Neelis waits until the temperature gets down to 15 degrees for a few days and puts one layer of about 7,000 gallons of water in the rink for a base.

“Most of it soaks away, but if I’m lucky it will freeze enough to get it started,” he says.

He’ll add a second layer, and after that ice “takes” and is good and hard, he’ll haul 20,000 to 30,000 more gallons of water to flood the rink.

“The pond is seven or eight miles away and by the time we get back the previous layer is hard already,” he says.

After the water is hauled, the rink is filled and the ice is hard, Neelis’ work has only just begun.

“We have a well and there’s a hydrant by the rink so I can hose down the ice after anyone finishes skating on it,” he says. “A lot of times I’m out here until midnight or even 2 a.m. because that’s when it’s coldest, so it’s the best time to hose it down. It gets rock hard.”

Neelis says a good winter for his business is a bad year for ice, so he’s covered whatever Mother Nature brings.

“Last year was the worst year for ice,” he says. “There was no frost, so we dug septic tanks all year round.”

In a good ice year, Neelis will fill the rink in December and skate through mid to late February. “After that, the sun beats on it too much,” he says.

Neelis took over Dave’s Sewer Service from his dad, who still occasionally helps out his son and the company’s two employees. They pump 70 to 80 tanks a week in the busier non-ice seasons. Over the years the company has accumulated a variety of trucks, including a 1992 Ford L-8000 with a 2,300-gallon tank and a Moro M10 pump; a 1989 International with a 3,500-gallon tank and a new Jurop R260 pump; plus a 1996 International being outfitted with a 2,300-gallon T-Line tank and a Moro M10 pump.

SNOW PROBLEM

Building an ice rink involves a lot of experimentation. Neelis says a plastic liner would be ideal, but is cost prohibitive. For the first few years, the rink bottom was sand, but this year he tried a different approach.

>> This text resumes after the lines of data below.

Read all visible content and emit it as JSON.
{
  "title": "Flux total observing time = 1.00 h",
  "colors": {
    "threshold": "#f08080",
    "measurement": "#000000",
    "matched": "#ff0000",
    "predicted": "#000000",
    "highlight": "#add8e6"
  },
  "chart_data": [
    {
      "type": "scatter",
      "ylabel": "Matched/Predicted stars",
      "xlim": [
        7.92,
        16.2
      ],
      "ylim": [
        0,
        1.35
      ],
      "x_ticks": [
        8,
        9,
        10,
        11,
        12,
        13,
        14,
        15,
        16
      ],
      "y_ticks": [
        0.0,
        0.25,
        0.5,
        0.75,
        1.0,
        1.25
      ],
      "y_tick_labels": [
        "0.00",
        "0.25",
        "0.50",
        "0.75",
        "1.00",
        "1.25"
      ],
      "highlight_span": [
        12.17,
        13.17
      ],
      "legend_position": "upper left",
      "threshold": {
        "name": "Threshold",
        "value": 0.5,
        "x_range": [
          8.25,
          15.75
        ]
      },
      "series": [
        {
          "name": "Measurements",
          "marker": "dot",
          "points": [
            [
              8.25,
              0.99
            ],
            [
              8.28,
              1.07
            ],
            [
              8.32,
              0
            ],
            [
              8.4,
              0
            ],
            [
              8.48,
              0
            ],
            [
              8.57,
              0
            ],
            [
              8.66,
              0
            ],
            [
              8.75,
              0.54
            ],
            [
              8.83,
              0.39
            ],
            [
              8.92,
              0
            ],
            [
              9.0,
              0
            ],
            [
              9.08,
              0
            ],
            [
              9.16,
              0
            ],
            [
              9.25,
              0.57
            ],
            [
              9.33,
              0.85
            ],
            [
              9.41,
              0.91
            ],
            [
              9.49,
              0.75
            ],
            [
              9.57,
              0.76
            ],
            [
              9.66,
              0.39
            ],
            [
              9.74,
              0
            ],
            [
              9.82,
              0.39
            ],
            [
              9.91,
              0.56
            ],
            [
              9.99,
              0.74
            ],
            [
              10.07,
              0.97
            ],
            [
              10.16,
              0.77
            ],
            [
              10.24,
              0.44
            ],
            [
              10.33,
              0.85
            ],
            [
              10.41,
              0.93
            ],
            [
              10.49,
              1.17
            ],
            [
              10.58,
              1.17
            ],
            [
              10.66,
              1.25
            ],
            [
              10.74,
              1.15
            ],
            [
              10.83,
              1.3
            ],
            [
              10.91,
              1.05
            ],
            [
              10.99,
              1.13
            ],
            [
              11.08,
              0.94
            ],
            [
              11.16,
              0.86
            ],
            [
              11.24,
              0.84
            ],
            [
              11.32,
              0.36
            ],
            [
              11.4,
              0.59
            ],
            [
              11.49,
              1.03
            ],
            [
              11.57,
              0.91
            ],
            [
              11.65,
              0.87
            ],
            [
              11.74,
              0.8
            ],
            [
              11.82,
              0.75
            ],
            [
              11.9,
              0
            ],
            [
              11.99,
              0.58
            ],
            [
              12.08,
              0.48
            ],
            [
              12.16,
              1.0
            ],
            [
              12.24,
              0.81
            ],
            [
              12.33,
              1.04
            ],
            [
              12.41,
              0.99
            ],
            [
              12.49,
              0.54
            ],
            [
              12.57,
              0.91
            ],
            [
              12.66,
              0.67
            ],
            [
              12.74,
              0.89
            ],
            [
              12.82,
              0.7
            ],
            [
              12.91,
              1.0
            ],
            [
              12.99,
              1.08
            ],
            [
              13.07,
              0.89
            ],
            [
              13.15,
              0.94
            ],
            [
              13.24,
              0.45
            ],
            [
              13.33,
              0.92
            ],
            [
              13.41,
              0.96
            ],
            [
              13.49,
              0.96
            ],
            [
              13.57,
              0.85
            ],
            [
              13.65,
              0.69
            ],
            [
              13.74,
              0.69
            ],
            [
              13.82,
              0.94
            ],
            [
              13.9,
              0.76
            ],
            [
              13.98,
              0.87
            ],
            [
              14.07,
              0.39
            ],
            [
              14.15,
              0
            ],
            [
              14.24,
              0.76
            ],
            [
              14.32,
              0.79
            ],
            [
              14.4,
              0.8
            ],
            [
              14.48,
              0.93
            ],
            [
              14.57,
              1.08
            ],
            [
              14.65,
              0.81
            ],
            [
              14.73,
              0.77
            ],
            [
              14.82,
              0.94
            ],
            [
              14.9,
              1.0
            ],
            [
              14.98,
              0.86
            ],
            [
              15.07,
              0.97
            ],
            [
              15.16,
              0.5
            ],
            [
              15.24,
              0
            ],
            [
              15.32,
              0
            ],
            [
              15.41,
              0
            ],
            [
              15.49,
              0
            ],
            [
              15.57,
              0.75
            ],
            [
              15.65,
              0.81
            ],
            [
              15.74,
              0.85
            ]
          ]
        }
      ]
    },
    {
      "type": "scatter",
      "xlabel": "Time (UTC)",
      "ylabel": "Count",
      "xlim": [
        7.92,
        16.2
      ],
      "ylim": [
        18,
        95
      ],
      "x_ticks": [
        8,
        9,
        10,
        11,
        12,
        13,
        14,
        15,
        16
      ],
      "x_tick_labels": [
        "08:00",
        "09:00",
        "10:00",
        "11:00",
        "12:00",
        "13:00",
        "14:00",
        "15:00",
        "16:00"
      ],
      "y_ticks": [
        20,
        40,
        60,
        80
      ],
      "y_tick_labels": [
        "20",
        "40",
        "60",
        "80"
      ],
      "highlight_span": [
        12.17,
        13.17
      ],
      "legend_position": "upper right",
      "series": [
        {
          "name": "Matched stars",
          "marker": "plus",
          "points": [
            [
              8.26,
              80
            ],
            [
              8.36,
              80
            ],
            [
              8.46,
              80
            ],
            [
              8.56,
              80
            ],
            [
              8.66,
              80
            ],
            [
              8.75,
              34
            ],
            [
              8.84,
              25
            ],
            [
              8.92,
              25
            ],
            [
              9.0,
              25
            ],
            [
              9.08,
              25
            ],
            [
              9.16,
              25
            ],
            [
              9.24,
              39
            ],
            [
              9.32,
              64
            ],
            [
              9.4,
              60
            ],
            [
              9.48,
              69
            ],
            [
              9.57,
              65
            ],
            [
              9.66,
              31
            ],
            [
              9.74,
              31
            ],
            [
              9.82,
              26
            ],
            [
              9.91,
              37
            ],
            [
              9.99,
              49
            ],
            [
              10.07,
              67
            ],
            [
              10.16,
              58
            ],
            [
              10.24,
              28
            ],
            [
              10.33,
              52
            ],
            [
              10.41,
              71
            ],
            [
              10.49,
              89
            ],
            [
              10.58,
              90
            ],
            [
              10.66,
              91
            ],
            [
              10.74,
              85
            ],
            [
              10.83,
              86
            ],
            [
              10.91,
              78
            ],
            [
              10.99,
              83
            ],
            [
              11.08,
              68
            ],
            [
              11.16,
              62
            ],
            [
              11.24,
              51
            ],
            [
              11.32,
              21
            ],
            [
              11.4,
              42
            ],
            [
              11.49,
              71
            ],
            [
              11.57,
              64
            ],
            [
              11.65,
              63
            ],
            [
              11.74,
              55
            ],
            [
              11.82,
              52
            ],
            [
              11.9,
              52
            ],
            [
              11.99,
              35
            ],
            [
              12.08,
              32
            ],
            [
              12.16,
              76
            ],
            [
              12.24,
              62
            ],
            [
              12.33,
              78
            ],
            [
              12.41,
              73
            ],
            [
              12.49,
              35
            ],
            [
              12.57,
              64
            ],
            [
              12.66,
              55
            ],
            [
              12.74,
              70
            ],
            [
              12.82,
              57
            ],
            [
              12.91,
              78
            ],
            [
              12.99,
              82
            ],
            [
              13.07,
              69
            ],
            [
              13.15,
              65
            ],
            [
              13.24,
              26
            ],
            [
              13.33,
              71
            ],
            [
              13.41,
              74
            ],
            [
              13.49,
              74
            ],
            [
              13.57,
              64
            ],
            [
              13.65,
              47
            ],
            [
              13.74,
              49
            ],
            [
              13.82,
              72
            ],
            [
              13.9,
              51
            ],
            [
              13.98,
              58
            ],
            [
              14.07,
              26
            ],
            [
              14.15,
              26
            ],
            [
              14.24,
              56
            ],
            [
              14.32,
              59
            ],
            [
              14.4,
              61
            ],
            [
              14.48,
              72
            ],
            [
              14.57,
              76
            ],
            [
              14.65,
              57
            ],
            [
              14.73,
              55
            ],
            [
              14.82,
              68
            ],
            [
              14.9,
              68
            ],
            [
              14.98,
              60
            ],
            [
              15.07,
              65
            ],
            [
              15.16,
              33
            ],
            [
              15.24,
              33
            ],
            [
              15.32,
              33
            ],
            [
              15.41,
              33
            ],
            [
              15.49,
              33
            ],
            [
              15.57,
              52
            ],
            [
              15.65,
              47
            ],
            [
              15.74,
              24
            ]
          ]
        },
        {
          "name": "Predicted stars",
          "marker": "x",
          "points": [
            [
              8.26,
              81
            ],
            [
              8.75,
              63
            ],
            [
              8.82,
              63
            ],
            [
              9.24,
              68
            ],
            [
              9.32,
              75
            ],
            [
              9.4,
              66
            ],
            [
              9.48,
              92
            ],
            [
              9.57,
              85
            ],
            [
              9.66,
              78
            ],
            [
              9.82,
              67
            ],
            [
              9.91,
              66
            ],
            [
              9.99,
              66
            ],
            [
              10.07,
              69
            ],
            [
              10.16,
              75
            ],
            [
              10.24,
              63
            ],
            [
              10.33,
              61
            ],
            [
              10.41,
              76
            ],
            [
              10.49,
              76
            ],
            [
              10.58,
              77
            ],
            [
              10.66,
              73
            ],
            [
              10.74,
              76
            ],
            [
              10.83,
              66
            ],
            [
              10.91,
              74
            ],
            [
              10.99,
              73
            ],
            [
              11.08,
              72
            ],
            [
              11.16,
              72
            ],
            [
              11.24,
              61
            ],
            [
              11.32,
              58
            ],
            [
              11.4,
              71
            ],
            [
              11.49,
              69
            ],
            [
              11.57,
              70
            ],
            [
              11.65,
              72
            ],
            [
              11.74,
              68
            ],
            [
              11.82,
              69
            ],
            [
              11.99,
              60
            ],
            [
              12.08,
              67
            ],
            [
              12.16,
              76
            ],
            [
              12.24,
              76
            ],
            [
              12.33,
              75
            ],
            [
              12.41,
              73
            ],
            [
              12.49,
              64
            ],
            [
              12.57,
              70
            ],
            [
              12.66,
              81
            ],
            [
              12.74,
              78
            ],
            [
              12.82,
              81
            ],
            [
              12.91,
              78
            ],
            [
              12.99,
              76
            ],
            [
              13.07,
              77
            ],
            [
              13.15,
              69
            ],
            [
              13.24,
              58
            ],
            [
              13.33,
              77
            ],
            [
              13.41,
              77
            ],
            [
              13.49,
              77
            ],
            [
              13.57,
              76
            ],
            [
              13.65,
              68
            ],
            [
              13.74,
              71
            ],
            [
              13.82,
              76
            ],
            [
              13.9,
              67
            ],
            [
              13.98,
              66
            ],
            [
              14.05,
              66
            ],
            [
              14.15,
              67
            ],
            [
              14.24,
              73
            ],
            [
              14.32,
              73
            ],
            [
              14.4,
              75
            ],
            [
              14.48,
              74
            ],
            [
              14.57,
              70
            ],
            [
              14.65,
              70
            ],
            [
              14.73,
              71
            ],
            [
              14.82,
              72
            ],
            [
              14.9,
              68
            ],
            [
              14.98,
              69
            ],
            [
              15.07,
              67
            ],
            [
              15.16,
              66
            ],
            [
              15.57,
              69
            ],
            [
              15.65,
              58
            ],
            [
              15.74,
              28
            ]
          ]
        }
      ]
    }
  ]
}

“I waited until it snowed, got my four-wheeler and snowmobile out and kept driving over and over it until it was packed down,” he explains. “Then at about 9 p.m. I watered it down with my garden hose. The next morning I had ice, and then I started hauling water.”

Neelis says it’s the best ice he’s had yet.

“I dumped about 24,000 gallons but didn’t lose any water into the ground, so I have thicker ice this year,” he says. “I have anywhere from 4 to 9 inches depending on my low and high spots.”

Frequent Wisconsin snowfalls create an ice maintenance issue. For light dustings, Neelis skates around with a shovel. He says it takes him about 90 minutes to clear the entire surface this way. For heavier snows, he uses a snow blower or a skid-steer to remove the snow from the ice. He’d really like to have a Zamboni ice-surfacing machine, and is trying to figure out how to convert a riding lawn mower into a small-scale resurfacer.

Neelis’ daughters Elizabeth, 16, and Samantha, 15, continue to skate on the rink frequently, even though their involvement in organized team hockey has decreased as they progress through their teen years. Neelis’ wife, Tina, also uses the rink, though Neelis says she’s not always its biggest fan.

“Tina wasn’t very happy at first since I used an acre to build the rink and I spend so much time on it,” he says. “But then she started to skate with us and it was all good.”